RANKIN INLET (Mar 17/99) - The Training in Biblical Counselling course being sponsored by Rankin Inlet's Anglican Parish Centre is in full-swing in the hamlet and Canon Paul Williams says the course is progressing wonderfully.

Williams says Biblical counselling differs greatly from popular counselling which, he says, is more based on the needs of the individual.

"There's nothing wrong with that, I just don't think it goes far enough. It starts with the individual and, basically, ends with the individual," says Williams. "If a client comes to me, in terms of popular counselling, he's looking for his own needs to be met and often, although not necessarily exclusively, at the expense of someone else's needs.

"Biblical counselling looks not so much through the needs of the individual, but at that individual becoming the person who God intended them to be. In a sense, it's looking at it more from God's point of view rather than the individual's. Biblical counselling isn't necessarily aimed at fixing or putting a Band-Aid on a problem, but, rather, at using that problem as a way of focusing a person's life on where they are in God's plan."

Williams says problems often take people away from an image of God. He says Biblical counselling begins with the premise that we were created in the image of God and a lot of our lives are spent trying to get back to that image.

Popular counselling can't help in that search because it has no connection to the spiritual side of a person, he says.

"I'm still a student of Biblical counselling myself, and my understanding is that it tries to bring us back to a restored mental picture that we are the image of God and how, then, do we live our lives as a result of that image?

"Sometimes it means living our lives in spite of the problem, sometimes getting actual healing and having a solution to the problem and then reacting to that problem."

Williams says with Biblical counselling, more front-line workers are able to offer counselling and help guide the person themselves, rather than just refer them to a professional.

He says many times a person doesn't need an expert, just somebody to help get them back on track.

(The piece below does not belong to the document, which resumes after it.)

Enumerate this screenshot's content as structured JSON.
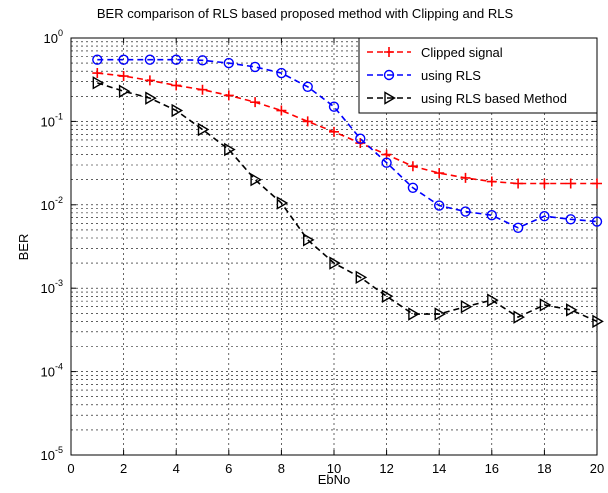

"An expert is great, but there are times our world system seems to divide us into two camps -- we are either experts or those who are expert to the pawn. This approach to counselling goes back to the Biblical concept that we are our brother's keeper and encourages people to pick up that ministry of helping each other, of coming alongside each other and walking together.

"So, in a lot of ways, it's a ministry of encouragement."

The course has participants from Thompson, Manitoba, La Range, Sask, Yellowknife, Repulse Bay, Clyde River and Rankin Inlet. It is being administered by Dr. Clair Schnupp and his

wife, Clara. The two have offered counselling seminars previously in Rankin Inlet, including a four-day workshop on counselling the sexually abused in 1997.